Four Poles and Three Tons of Paper: How the Largest Euro Counterfeiting Operation for Ukraine Was Prepared

# ABW dismantled underground printing operation near Warsaw that planned to produce €360 million in counterfeit euros — part of the fake currency was intended for circulation in Ukraine, where cash currency demand surged following the full-scale invasion.

85
Share:
Фото: ABW

On April 21, 2026, employees of Poland's Internal Security Agency (ABW) entered specially equipped premises in the Masovian Voivodeship. What they discovered looked not like a makeshift forgery operation—but like an industrial project: a full-scale production line, three tons of specialized paper, holographic foil, safetyline security strips, magnetic elements, and watermarks.

According to investigators' estimates, these materials would have been sufficient to produce counterfeit euro banknotes with a total nominal value of up to 360 million euros. This is more than the annual state budget of some small EU countries.

Who and How

Four Polish citizens aged 44 to 71 were detained. According to a statement by Jacek Dobrzyński, spokesman for Poland's coordinator minister of special services, they have been charged with participation in an organized criminal group and banknote counterfeiting. Two were remanded in custody for three months, while the other two were subjected to bail conditions and a ban on leaving the country.

The investigation established that the suspects did not act blindly. According to ABW data, group members underwent specialized training from "professional" structures, where they gained detailed knowledge of security features on genuine euro banknotes and tested counterfeits on banking devices used to verify cash. During searches, firearms and ammunition were also seized.

"Investigators established that part of the counterfeit banknotes were planned to be introduced into circulation in Ukraine."

— Official ABW statement

Why Ukraine Is a Logical Target

The choice of Ukraine as a sales market is no accident. Following the full-scale invasion, demand for cash euros in the country surged: people store currency outside the banking system as an insurance reserve. This behavior was noted by the European Central Bank: in conditions of war and institutional instability, citizens are massively switching to cash storage of foreign currency.

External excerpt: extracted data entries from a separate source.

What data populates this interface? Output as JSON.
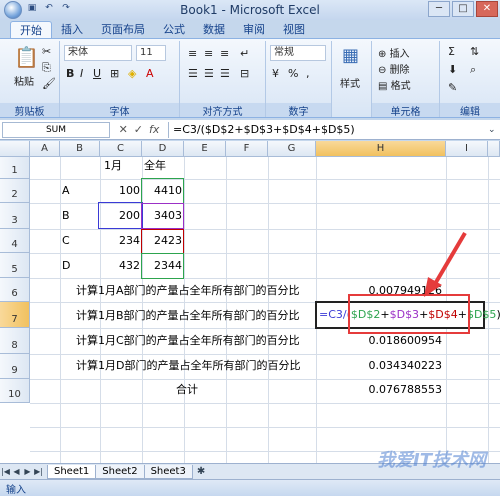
{
  "window": {
    "title": "Book1 - Microsoft Excel"
  },
  "tabs": [
    "开始",
    "插入",
    "页面布局",
    "公式",
    "数据",
    "审阅",
    "视图"
  ],
  "ribbon": {
    "paste": "粘贴",
    "clipboard": "剪贴板",
    "font_name": "宋体",
    "font_size": "11",
    "font": "字体",
    "align": "对齐方式",
    "number_format": "常规",
    "number": "数字",
    "style": "样式",
    "insert": "插入",
    "delete": "删除",
    "format": "格式",
    "cells": "单元格",
    "editing": "编辑"
  },
  "formula_bar": {
    "name_box": "SUM",
    "fx": "fx",
    "formula": "=C3/($D$2+$D$3+$D$4+$D$5)"
  },
  "columns": [
    "A",
    "B",
    "C",
    "D",
    "E",
    "F",
    "G",
    "H",
    "I"
  ],
  "rows": [
    "1",
    "2",
    "3",
    "4",
    "5",
    "6",
    "7",
    "8",
    "9",
    "10"
  ],
  "cells": {
    "C1": "1月",
    "D1": "全年",
    "B2": "A",
    "C2": "100",
    "D2": "4410",
    "B3": "B",
    "C3": "200",
    "D3": "3403",
    "B4": "C",
    "C4": "234",
    "D4": "2423",
    "B5": "D",
    "C5": "432",
    "D5": "2344",
    "B6": "计算1月A部门的产量占全年所有部门的百分比",
    "H6": "0.007949126",
    "B7": "计算1月B部门的产量占全年所有部门的百分比",
    "B8": "计算1月C部门的产量占全年所有部门的百分比",
    "H8": "0.018600954",
    "B9": "计算1月D部门的产量占全年所有部门的百分比",
    "H9": "0.034340223",
    "D10": "合计",
    "H10": "0.076788553"
  },
  "edit_formula": {
    "prefix": "=C3/(",
    "p1": "$D$2",
    "plus1": "+",
    "p2": "$D$3",
    "plus2": "+",
    "p3": "$D$4",
    "plus3": "+",
    "p4": "$D$5",
    "suffix": ")"
  },
  "sheets": [
    "Sheet1",
    "Sheet2",
    "Sheet3"
  ],
  "status": {
    "mode": "输入"
  },
  "watermark": "我爱IT技术网",
  "colors": {
    "accent": "#15428b",
    "ref_blue": "#3a3ad6",
    "ref_red": "#c00000",
    "ref_purple": "#9b30c6",
    "ref_green": "#2da44e",
    "annotation": "#e53b3b"
  }
}
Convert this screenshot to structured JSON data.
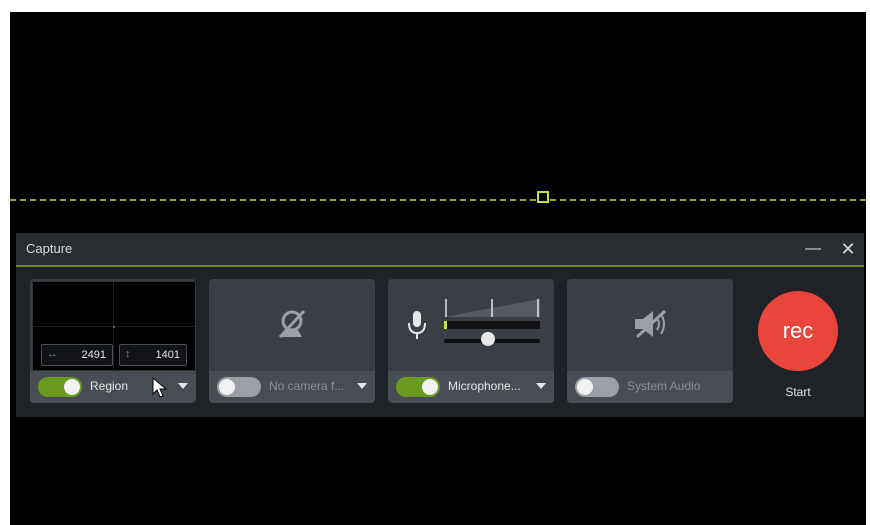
{
  "window": {
    "title": "Capture",
    "minimize_icon": "minimize-icon",
    "close_icon": "close-icon"
  },
  "region": {
    "width_value": "2491",
    "height_value": "1401",
    "label": "Region",
    "toggle_on": true,
    "width_arrow": "↔",
    "height_arrow": "↕"
  },
  "camera": {
    "label": "No camera f...",
    "toggle_on": false,
    "icon": "camera-off-icon"
  },
  "microphone": {
    "label": "Microphone...",
    "toggle_on": true,
    "icon": "microphone-icon",
    "volume_level": 0.45
  },
  "system_audio": {
    "label": "System Audio",
    "toggle_on": false,
    "icon": "speaker-muted-icon"
  },
  "record": {
    "button_label": "rec",
    "start_label": "Start"
  },
  "colors": {
    "accent_green": "#6a9a20",
    "guide_green": "#8ea832",
    "record_red": "#e8453c",
    "panel_bg": "#1f2226",
    "card_bg": "#3a3f45"
  }
}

For counterfeiters, this is an ideal environment: high concentration of cash circulation, limited capacity for rapid verification, and—unlike the eurozone—the absence of a dense infrastructure of automated banknote verification in every shop or ATM.

According to ECB data, 554,000 counterfeit euro banknotes were removed from circulation in 2024—a relatively low figure for the eurozone. However, this statistic does not cover countries where euros are used unofficially as a means of storage and settlement.

Scale in Numbers

  • 360 million euros — potential volume of counterfeits based on available materials
  • 3 tons of specialized banknote paper seized
  • 4 persons detained, all Polish citizens
  • 2 of them remanded in custody, 2 subjected to bail
  • Among seized items — also firearms and ammunition

The case is being handled by the Małopolska Department of the Organized Crime and Corruption Division of the Polish Prosecutor's Office. The suspects face up to 25 years imprisonment.

If the investigation confirms that the "professional structures" that trained the counterfeiters are connected to organized criminal networks outside Poland, the question will arise about the scale and geography of an operation that clearly extended beyond a single warehouse in Masovia.